Emacs Lisp is a dialect of the Lisp programming language used as a scripting language by Emacs (a text editor family most commonly associated with GNU Emacs and XEmacs). It is used for implementing most of the editing functionality built into Emacs, the remainder being written in C, as is the Lisp interpreter. Emacs Lisp is also termed Elisp, although there is also an older, unrelated Lisp dialect with that name.

Users of Emacs commonly write Emacs Lisp code to customize and extend Emacs. Other options include the Customize feature that's been in GNU Emacs since version 20. Itself written in Emacs Lisp, Customize provides a set of preferences pages allowing the user to set options and preview their effect in the running Emacs session. When the user saves their changes, Customize simply writes the necessary Emacs Lisp code to the user's config file, which can be set to a special file that only Customize uses, to avoid the possibility of altering the user's own file.

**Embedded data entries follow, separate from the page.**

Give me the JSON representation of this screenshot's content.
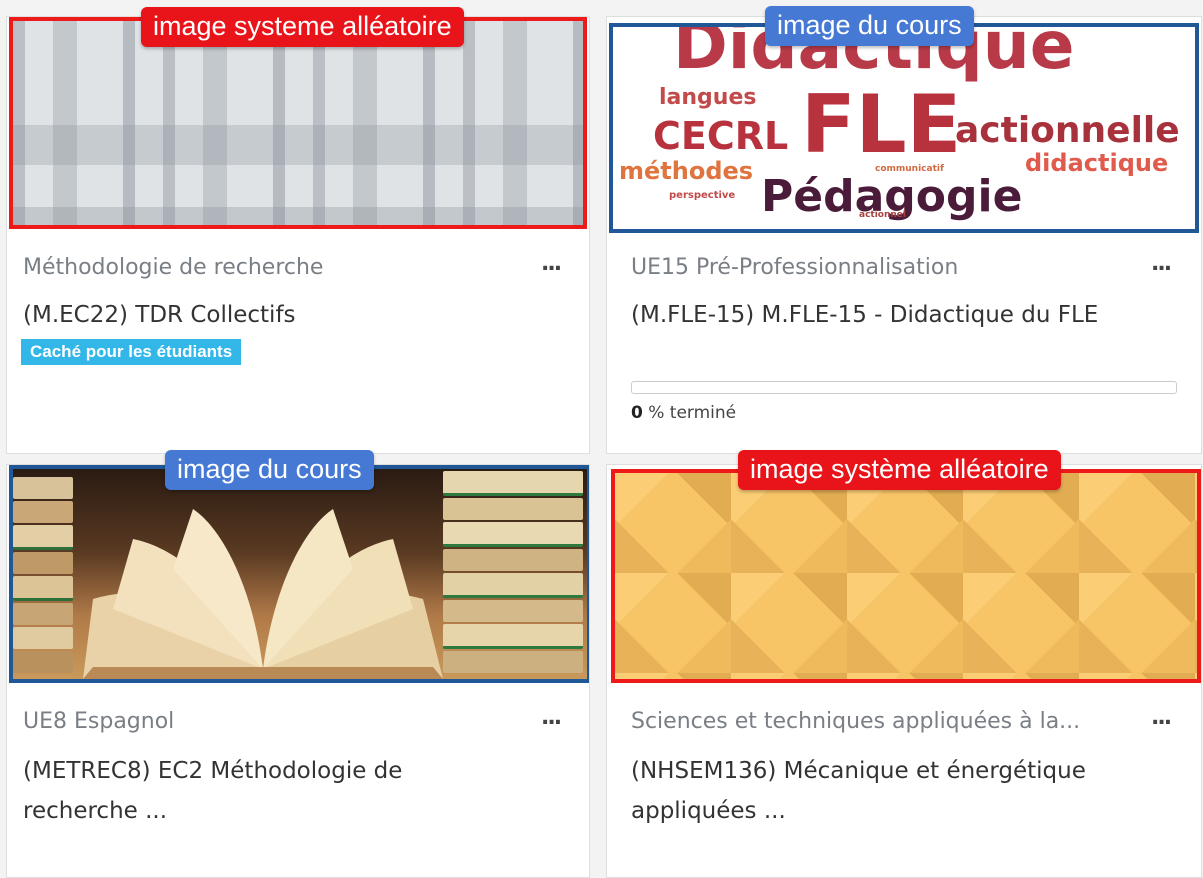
{
  "courses": [
    {
      "overlay_label": "image systeme alléatoire",
      "overlay_color": "#e8141a",
      "image_kind": "system-pattern",
      "category": "Méthodologie de recherche",
      "title": "(M.EC22) TDR Collectifs",
      "badge": "Caché pour les étudiants",
      "menu": "..."
    },
    {
      "overlay_label": "image du cours",
      "overlay_color": "#4679d3",
      "image_kind": "course-image",
      "category": "UE15 Pré-Professionnalisation",
      "title": "(M.FLE-15) M.FLE-15 - Didactique du FLE",
      "progress_percent": 0,
      "progress_value": "0",
      "progress_suffix": " % terminé",
      "menu": "...",
      "word_cloud": {
        "w1": "Didactique",
        "w2": "langues",
        "w3": "CECRL",
        "w4": "FLE",
        "w5": "actionnelle",
        "w6": "méthodes",
        "w7": "communicatif",
        "w8": "didactique",
        "w9": "perspective",
        "w10": "Pédagogie",
        "w11": "actionnel"
      }
    },
    {
      "overlay_label": "image du cours",
      "overlay_color": "#4679d3",
      "image_kind": "course-image",
      "category": "UE8 Espagnol",
      "title": "(METREC8) EC2 Méthodologie de recherche ...",
      "menu": "..."
    },
    {
      "overlay_label": "image système alléatoire",
      "overlay_color": "#e8141a",
      "image_kind": "system-pattern",
      "category": "Sciences et techniques appliquées à la...",
      "title": "(NHSEM136) Mécanique et énergétique appliquées ...",
      "menu": "..."
    }
  ]
}
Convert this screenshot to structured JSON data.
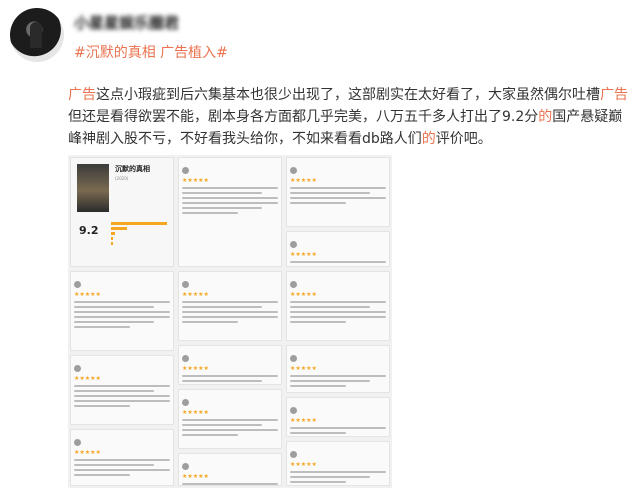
{
  "user": {
    "name": "小星星娱乐圈君"
  },
  "tags": "#沉默的真相 广告植入#",
  "post": {
    "hl1": "广告",
    "t1": "这点小瑕疵到后六集基本也很少出现了，这部剧实在太好看了，大家虽然偶尔吐槽",
    "hl2": "广告",
    "t2": "但还是看得欲罢不能，剧本身各方面都几乎完美，八万五千多人打出了9.2分",
    "hl3": "的",
    "t3": "国产悬疑巅峰神剧入股不亏，不好看我头给你，不如来看看db路人们",
    "hl4": "的",
    "t4": "评价吧。"
  },
  "collage": {
    "drama_title": "沉默的真相",
    "drama_year": "(2020)",
    "score": "9.2"
  },
  "colors": {
    "accent": "#eb7350",
    "text": "#333333",
    "star": "#f5a623"
  }
}
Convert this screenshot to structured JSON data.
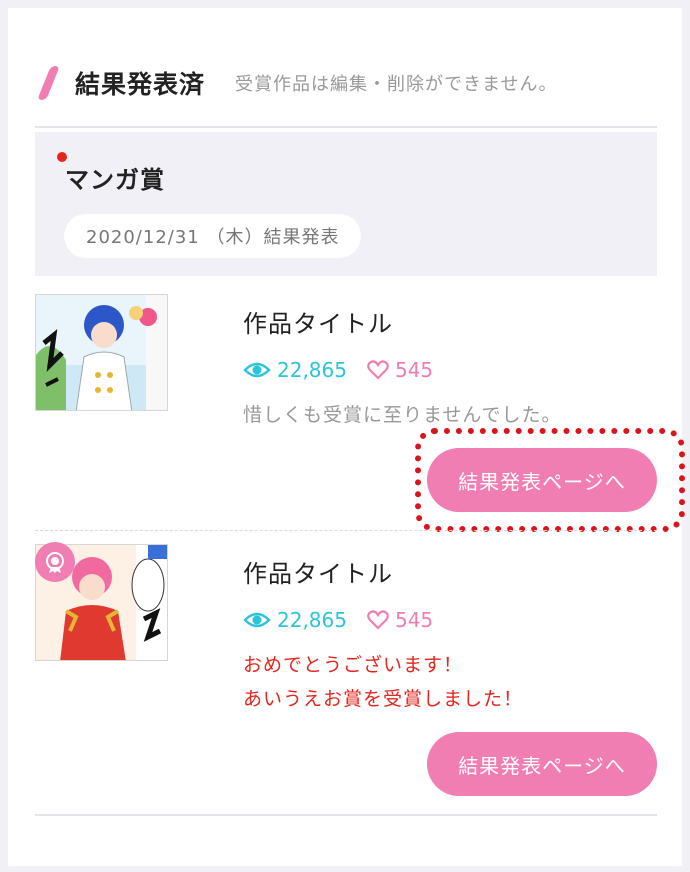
{
  "section": {
    "title": "結果発表済",
    "note": "受賞作品は編集・削除ができません。"
  },
  "contest": {
    "name": "マンガ賞",
    "date": "2020/12/31 （木）結果発表"
  },
  "entries": [
    {
      "title": "作品タイトル",
      "views": "22,865",
      "likes": "545",
      "message_lines": [
        "惜しくも受賞に至りませんでした。"
      ],
      "status": "not-awarded",
      "button_label": "結果発表ページへ"
    },
    {
      "title": "作品タイトル",
      "views": "22,865",
      "likes": "545",
      "message_lines": [
        "おめでとうございます！",
        "あいうえお賞を受賞しました！"
      ],
      "status": "awarded",
      "button_label": "結果発表ページへ"
    }
  ],
  "colors": {
    "accent_pink": "#f07eb2",
    "views_cyan": "#2cc4d8",
    "award_red": "#e6251f",
    "highlight_red": "#d9141c"
  },
  "icons": [
    "slash-accent-icon",
    "eye-icon",
    "heart-icon",
    "award-rosette-icon"
  ]
}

Emacs Lisp can also function as a scripting language, much like the Unix Bourne shell or Perl, by calling Emacs in batch mode. In this way it may be called from the command line or via an executable file, and its editing functions, such as buffers and movement commands are available to the program just as in the normal mode. No user interface is presented when Emacs is started in batch mode; it simply executes the passed-in script and exits, displaying any output from the script.